栗色の髪の女
キョウがついさっきまでこのロボを使っていたのだろうか。
その件に関してはいずれ解決しなきゃいけないだろう。
それよりも、今はアンドロイドの部品とやらの解決が先だ。
だが、そっちは何も問題はなかった。
そういえば、ごく最近、結界に裂け目があったという。
そのことも気になりつつあった。
* * *
体は痛かったが、さっきよりはおさまっている。
まず、ケイはベッドに横たえた女を見た。
栗色の髪の女。
服は血だらけで、相当深い傷なのが想像できた。
ケイは服を破った。
脱がせるよりもそっちの方が傷に負担が少ないと思ったからだ。
女の胸元があらわになっても、別にケイは動じなかった。女には興味がないからだ。
左胸を一突きされている。
幸いなことに心臓までは届いていなかった。
出血が多いのは心臓に近いからだろう。
ケイは違和感を感じる。
環境維持ロボを破壊したほどの威力であれば、この女の体くらいは貫通しそうな気もするが。
胸の傷もそうだが、目の方も深刻だ。
潰されたのか。
窪んだ左目から、血なのか涙なのか体液みたいなものが流れ落ちている。
ケイは先に胸の傷を治すことにした。
ある程度、この女の体力が戻ってから目に時間をかけて治してやろう。
そこで女が起きた。
女は自身が胸元があらわになってることと、目の前に見知らぬ男がいたことでパニックになった。
「今、傷を治している。

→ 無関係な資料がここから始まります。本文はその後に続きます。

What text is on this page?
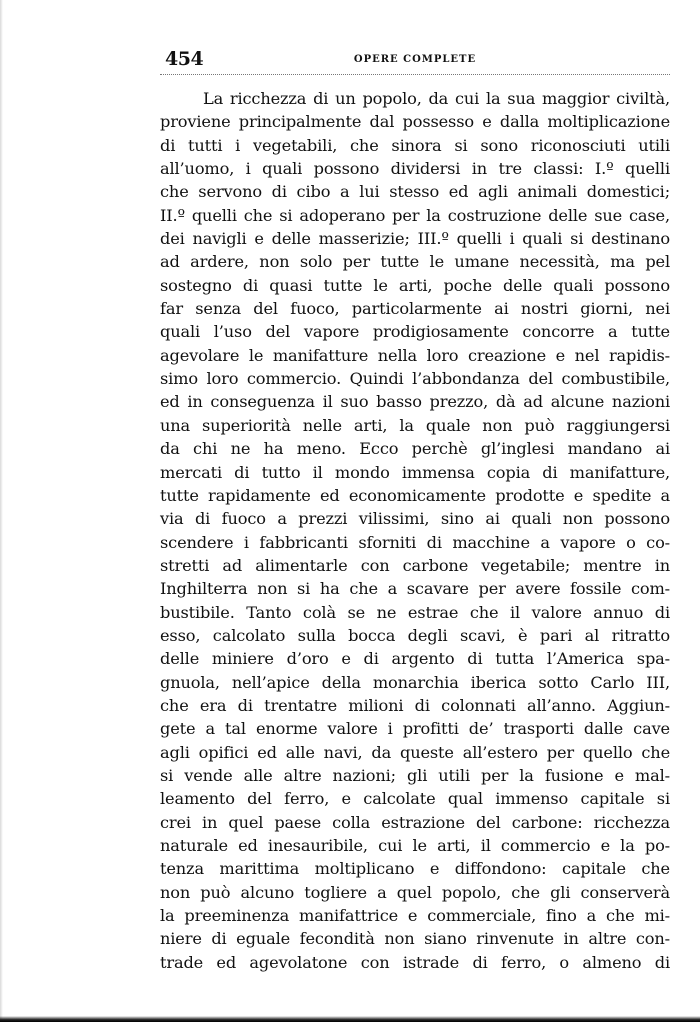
454	OPERE COMPLETE
La ricchezza di un popolo, da cui la sua maggior civiltà,
proviene principalmente dal possesso e dalla moltiplicazione
di tutti i vegetabili, che sinora si sono riconosciuti utili
all’uomo, i quali possono dividersi in tre classi: I.º quelli
che servono di cibo a lui stesso ed agli animali domestici;
II.º quelli che si adoperano per la costruzione delle sue case,
dei navigli e delle masserizie; III.º quelli i quali si destinano
ad ardere, non solo per tutte le umane necessità, ma pel
sostegno di quasi tutte le arti, poche delle quali possono
far senza del fuoco, particolarmente ai nostri giorni, nei
quali l’uso del vapore prodigiosamente concorre a tutte
agevolare le manifatture nella loro creazione e nel rapidis-
simo loro commercio. Quindi l’abbondanza del combustibile,
ed in conseguenza il suo basso prezzo, dà ad alcune nazioni
una superiorità nelle arti, la quale non può raggiungersi
da chi ne ha meno. Ecco perchè gl’inglesi mandano ai
mercati di tutto il mondo immensa copia di manifatture,
tutte rapidamente ed economicamente prodotte e spedite a
via di fuoco a prezzi vilissimi, sino ai quali non possono
scendere i fabbricanti sforniti di macchine a vapore o co-
stretti ad alimentarle con carbone vegetabile; mentre in
Inghilterra non si ha che a scavare per avere fossile com-
bustibile. Tanto colà se ne estrae che il valore annuo di
esso, calcolato sulla bocca degli scavi, è pari al ritratto
delle miniere d’oro e di argento di tutta l’America spa-
gnuola, nell’apice della monarchia iberica sotto Carlo III,
che era di trentatre milioni di colonnati all’anno. Aggiun-
gete a tal enorme valore i profitti de’ trasporti dalle cave
agli opifici ed alle navi, da queste all’estero per quello che
si vende alle altre nazioni; gli utili per la fusione e mal-
leamento del ferro, e calcolate qual immenso capitale si
crei in quel paese colla estrazione del carbone: ricchezza
naturale ed inesauribile, cui le arti, il commercio e la po-
tenza marittima moltiplicano e diffondono: capitale che
non può alcuno togliere a quel popolo, che gli conserverà
la preeminenza manifattrice e commerciale, fino a che mi-
niere di eguale fecondità non siano rinvenute in altre con-
trade ed agevolatone con istrade di ferro, o almeno di
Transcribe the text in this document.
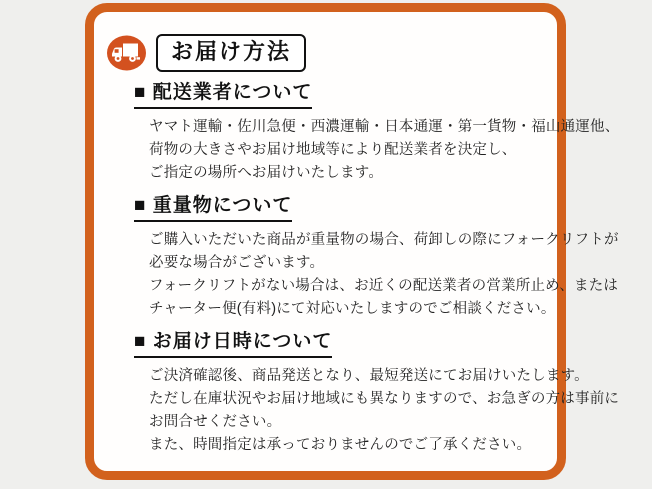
お届け方法
■ 配送業者について
ヤマト運輸・佐川急便・西濃運輸・日本通運・第一貨物・福山通運他、
荷物の大きさやお届け地域等により配送業者を決定し、
ご指定の場所へお届けいたします。
■ 重量物について
ご購入いただいた商品が重量物の場合、荷卸しの際にフォークリフトが
必要な場合がございます。
フォークリフトがない場合は、お近くの配送業者の営業所止め、または
チャーター便(有料)にて対応いたしますのでご相談ください。
■ お届け日時について
ご決済確認後、商品発送となり、最短発送にてお届けいたします。
ただし在庫状況やお届け地域にも異なりますので、お急ぎの方は事前に
お問合せください。
また、時間指定は承っておりませんのでご了承ください。
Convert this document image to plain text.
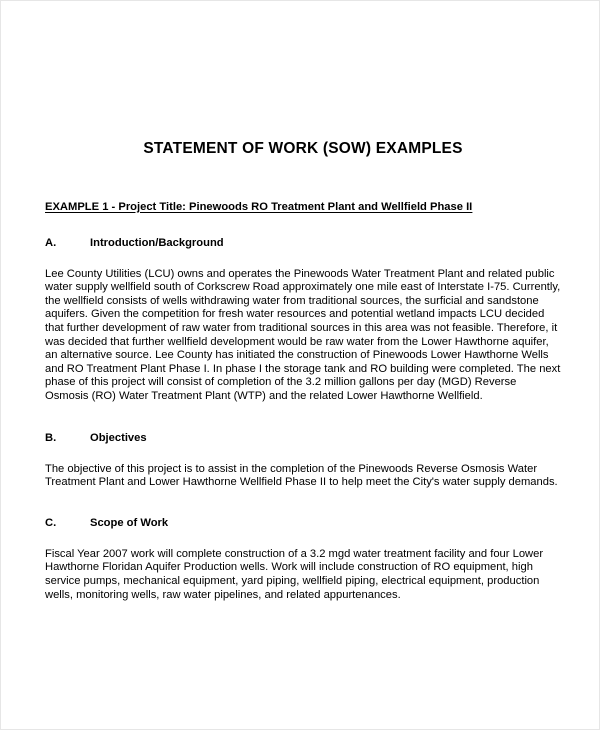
STATEMENT OF WORK (SOW) EXAMPLES
EXAMPLE 1 - Project Title: Pinewoods RO Treatment Plant and Wellfield Phase II
A.	Introduction/Background

Lee County Utilities (LCU) owns and operates the Pinewoods Water Treatment Plant and related public water supply wellfield south of Corkscrew Road approximately one mile east of Interstate I-75. Currently, the wellfield consists of wells withdrawing water from traditional sources, the surficial and sandstone aquifers. Given the competition for fresh water resources and potential wetland impacts LCU decided that further development of raw water from traditional sources in this area was not feasible. Therefore, it was decided that further wellfield development would be raw water from the Lower Hawthorne aquifer, an alternative source. Lee County has initiated the construction of Pinewoods Lower Hawthorne Wells and RO Treatment Plant Phase I. In phase I the storage tank and RO building were completed. The next phase of this project will consist of completion of the 3.2 million gallons per day (MGD) Reverse Osmosis (RO) Water Treatment Plant (WTP) and the related Lower Hawthorne Wellfield.

B.	Objectives

The objective of this project is to assist in the completion of the Pinewoods Reverse Osmosis Water Treatment Plant and Lower Hawthorne Wellfield Phase II to help meet the City's water supply demands.

C.	Scope of Work

Fiscal Year 2007 work will complete construction of a 3.2 mgd water treatment facility and four Lower Hawthorne Floridan Aquifer Production wells. Work will include construction of RO equipment, high service pumps, mechanical equipment, yard piping, wellfield piping, electrical equipment, production wells, monitoring wells, raw water pipelines, and related appurtenances.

おとなしくしてろ」
とケイは言う。
女は逃げ出そうとするが、痛みのせいか動けなかった。
怖いのか、女はしくしく泣き出した。
「泣くな。悪いようにはしない」
ケイは焦る。
後で治すつもりの目が、今より悪い状態にならないだろうか。
いっそ女を邪眼で眠らせようかと思った。
だがそうするまでもなかった。
女はびくっと震えた後、静かになった。
痛さのせいか、怖さのせいか、泣きながら眠っていた。